The Hundred In The Hands Talk Us Through Their Debut Album

The Hundred In The Hands will be releasing their self-titled debut album on September 20. Here they give us an exclusive lowdown on the tracks.

Young Aren’t Young
“This first song actually began life super striped down. It was a sort of Afri-tinged Young Marble Giants track. You can still just about hear a little ghost of the original guitar part in the third verse. It’s a song that kind of feels different depending on volume. Listening to it quietly it feels dreamy, but when it’s cranked up, the bass line and kick steps forward and the song begins to feel darker and harder.”

The Hundred In The Hands

Lovesick (Once Again)
“There’s a few different things we were thinking about here: Fugazi guitars, reggae bass and hip-hop beats with an Rn’B chorus. Throughout the verses there’s a moody drone that kind of gives it a more post-punk Cure-ish undercurrent. The drone was made by running the vocals through a pretty average reverb plug-in and cranking the delay time and room size as far as they could go so the vocal lines trail and you get these tone clusters.”

Killing It
“The lyrics on this are about failed relationships and faded glories. The track actually began more like ‘Dressed In Dresden’, with stabby guitar chords but then we took a step back and it came together really quickly in this totally different way. It’s actually one of the few tracks we jammed out.”

“This is about a teenage girl living in a city. On weekends, she and her friends hang out in a park. She zones out staring at them. She sneaks out and goes to parties. She’s got a crush and they hook-up but she’s doing it more out of boredom and restlessness and he’s doing it because he’s a teenage boy. It’s like a looped narrative, every weekend, the same thing. In the final verse, she wakes up in the boy’s room, climbs out the window and up to the roof where she looks at the city and at the pigeons flying in circles above and wonders why they don’t just fly away out of the dirty city. If she could she would.”

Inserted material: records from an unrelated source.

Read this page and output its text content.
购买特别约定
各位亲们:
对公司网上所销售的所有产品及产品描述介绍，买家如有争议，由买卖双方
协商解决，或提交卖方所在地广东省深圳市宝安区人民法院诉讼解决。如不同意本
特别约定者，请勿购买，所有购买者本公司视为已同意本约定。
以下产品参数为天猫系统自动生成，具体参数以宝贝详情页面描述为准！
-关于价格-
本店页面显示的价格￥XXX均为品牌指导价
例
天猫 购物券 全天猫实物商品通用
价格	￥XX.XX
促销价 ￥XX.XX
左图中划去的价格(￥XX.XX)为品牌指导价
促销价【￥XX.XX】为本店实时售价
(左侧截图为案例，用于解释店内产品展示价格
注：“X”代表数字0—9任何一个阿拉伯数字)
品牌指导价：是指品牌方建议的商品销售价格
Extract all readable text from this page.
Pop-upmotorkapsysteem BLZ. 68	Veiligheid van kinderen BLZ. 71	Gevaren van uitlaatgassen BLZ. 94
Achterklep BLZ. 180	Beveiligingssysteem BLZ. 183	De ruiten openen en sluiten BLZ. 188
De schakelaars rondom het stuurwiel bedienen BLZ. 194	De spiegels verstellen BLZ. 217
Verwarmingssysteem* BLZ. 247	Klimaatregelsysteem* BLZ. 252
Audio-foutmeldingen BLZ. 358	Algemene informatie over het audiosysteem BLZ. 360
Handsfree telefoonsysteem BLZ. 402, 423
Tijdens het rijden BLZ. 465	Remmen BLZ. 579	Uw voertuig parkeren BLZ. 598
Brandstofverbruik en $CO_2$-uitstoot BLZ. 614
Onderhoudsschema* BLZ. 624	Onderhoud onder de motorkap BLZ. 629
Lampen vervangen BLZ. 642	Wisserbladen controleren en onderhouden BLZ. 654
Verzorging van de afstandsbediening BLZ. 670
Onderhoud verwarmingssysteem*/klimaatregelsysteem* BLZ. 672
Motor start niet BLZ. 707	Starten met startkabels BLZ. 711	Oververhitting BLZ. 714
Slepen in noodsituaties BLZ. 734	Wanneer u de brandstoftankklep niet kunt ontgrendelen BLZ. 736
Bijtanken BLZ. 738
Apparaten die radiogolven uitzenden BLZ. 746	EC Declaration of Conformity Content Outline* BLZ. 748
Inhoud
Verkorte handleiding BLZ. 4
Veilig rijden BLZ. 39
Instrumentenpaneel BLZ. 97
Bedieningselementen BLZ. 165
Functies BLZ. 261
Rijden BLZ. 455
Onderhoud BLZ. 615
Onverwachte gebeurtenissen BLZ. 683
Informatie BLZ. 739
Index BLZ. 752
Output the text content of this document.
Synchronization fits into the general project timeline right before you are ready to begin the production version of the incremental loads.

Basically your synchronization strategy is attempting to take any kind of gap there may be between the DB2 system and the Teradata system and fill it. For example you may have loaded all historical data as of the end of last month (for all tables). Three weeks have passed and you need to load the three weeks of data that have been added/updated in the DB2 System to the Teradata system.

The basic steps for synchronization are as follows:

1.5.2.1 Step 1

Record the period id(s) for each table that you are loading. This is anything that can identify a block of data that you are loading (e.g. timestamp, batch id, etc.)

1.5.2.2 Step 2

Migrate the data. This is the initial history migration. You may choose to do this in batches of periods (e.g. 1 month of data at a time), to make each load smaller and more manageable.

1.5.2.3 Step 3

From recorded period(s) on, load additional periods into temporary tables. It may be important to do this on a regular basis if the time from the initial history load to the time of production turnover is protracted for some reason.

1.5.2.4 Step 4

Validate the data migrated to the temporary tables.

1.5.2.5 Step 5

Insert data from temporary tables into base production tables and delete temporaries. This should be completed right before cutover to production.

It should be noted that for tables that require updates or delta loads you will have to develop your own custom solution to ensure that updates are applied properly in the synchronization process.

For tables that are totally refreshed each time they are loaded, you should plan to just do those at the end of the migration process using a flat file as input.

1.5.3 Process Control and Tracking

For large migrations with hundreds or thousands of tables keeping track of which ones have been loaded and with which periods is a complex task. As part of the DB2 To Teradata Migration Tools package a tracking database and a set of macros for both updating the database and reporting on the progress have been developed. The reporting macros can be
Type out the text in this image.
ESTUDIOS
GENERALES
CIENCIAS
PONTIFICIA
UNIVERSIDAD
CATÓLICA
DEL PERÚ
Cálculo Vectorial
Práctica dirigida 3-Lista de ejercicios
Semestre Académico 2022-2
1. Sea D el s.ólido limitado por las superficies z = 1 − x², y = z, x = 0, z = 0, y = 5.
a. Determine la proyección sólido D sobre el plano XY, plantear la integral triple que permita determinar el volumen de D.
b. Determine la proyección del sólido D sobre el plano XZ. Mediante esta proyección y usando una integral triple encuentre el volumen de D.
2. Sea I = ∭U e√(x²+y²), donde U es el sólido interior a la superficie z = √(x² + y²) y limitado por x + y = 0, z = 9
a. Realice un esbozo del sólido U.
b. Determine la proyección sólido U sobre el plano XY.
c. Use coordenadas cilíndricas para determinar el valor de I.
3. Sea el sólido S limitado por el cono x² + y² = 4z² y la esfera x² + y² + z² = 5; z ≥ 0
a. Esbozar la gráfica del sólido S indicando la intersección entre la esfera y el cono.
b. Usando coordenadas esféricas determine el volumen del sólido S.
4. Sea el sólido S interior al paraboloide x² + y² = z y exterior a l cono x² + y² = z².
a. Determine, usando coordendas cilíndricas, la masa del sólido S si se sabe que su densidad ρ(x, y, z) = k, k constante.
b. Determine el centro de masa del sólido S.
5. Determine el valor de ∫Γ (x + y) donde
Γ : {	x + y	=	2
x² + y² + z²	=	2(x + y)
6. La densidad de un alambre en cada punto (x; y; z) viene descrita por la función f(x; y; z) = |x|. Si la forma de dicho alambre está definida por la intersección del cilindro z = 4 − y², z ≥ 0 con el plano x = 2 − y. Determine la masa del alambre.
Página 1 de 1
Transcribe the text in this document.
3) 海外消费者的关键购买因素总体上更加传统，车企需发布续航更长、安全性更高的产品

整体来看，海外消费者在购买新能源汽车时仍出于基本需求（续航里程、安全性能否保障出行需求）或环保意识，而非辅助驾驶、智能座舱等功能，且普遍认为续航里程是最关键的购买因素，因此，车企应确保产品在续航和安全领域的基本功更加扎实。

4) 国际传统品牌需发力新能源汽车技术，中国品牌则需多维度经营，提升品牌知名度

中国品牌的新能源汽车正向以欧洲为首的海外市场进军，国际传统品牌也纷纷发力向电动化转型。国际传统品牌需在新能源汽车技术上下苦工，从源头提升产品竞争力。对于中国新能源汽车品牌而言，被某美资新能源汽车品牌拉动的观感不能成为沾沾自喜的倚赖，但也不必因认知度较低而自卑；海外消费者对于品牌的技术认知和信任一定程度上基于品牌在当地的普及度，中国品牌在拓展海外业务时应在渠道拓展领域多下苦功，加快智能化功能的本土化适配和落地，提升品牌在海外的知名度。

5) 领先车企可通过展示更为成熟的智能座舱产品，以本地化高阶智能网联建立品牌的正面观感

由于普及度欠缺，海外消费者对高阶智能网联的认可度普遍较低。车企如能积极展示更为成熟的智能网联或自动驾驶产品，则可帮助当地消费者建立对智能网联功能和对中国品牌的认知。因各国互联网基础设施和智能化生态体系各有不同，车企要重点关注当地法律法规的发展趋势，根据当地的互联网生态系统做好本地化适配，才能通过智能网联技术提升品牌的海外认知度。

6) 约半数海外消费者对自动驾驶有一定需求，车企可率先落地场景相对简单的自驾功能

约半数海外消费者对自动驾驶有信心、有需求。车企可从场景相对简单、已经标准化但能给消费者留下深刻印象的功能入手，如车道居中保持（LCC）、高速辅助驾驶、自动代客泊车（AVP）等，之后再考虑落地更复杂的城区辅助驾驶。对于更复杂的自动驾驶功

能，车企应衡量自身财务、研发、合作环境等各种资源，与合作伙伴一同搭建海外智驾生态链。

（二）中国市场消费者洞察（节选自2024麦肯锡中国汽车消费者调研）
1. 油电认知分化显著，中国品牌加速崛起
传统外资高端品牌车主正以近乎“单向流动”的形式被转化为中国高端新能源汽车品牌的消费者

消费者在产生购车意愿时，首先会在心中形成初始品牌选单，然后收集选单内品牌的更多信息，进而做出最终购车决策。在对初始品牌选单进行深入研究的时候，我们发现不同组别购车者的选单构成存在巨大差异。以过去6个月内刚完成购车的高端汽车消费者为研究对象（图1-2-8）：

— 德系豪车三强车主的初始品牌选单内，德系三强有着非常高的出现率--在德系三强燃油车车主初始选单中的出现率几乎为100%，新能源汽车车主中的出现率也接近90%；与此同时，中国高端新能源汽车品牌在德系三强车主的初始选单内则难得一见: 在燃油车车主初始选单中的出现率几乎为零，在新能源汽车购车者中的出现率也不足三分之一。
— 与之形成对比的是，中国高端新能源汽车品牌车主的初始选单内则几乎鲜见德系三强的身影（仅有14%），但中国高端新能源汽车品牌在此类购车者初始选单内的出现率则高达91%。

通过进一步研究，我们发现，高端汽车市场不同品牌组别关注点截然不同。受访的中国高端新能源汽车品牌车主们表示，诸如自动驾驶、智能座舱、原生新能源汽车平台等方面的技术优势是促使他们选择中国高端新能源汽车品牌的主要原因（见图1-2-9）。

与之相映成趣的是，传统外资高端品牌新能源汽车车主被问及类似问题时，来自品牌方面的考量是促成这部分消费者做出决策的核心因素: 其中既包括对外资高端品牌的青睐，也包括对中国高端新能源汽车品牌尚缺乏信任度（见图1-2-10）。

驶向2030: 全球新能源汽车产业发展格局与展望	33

“Fully of Wiry guitars, layers of synth-pads and arpeggios, this is probably our most out and out dance-off track. Lyrically, it’s about an unhealthy relationship where the one keeps stirring the other up by withholding emotion, sex, love or whatever. But the sticky part for the protagonist here is that she realises that the commotion he puts her through is a big part of the attraction.”

This Day Is Made
“We were thinking we wanted to make a proper Rn’B slow-jam, but do it in our own way and have all the gauzy textures, ethereal guitars and blissed out swells and drones. It was also a good chance to build up a big vocal harmony. Lyrically, the song’s about feeling rather trapped, sordid, caught in the ruts.”

Dead Ending
“In a way this was a return to the world of Young, dreamy pop with a Chic/slow disco edge, tropical and expansive with a melancholic undercurrent. But in the lyrics, it’s all melancholy. Like a lot of the tracks on the record, it’s about being stuck in one place and feeling the weight of it, wanting to get away.”

The Hundred In The Hands

Gold Blood
“We wrote this early on and it was just the guitar chords which we recorded and then sampled. Without being too referential, we were looking for uptown meets downtown. The chorus came together afterwards with the slight key change. On this track it really comes to the fore because we were going for something that would feel a bit more obliterated than some of the other tracks. Another song about faded glories and romance.”

Dressed In Dresden
“We wrote this before we were really a band and it was an experimentation. The guitar was again built off a 16 chord, 8 bar cycle which we were kind of geeking out on in Justice tracks because they do that a lot and it allows for a more expansive story in the music. It was great to work on a track where there¹s really zero emotional investment in anything but getting the song to a good place.”

Last City
“It’s a kind of a post apocalyptic sci-fi track, but also kind of an apocalypse of the ordinary or the fantasy world obliviousness that comes with not being able to really comprehend that darkness. There’s references to Richard Feynman and the first atomic bomb tests, Le Jette and Vertigo and the looped dub-memory of civilization but also to just plain foolishness and hipsters acting distanced and absurd.”

The Beach
“This was literally the last song we wrote for the LP, recording it entirely at home with some very low rent gear. The final version is pretty much what the demo was but cleaned up substantially. There’s something kind of Beatlesy about the progression with its tonal ambiguity and fake out modulations.”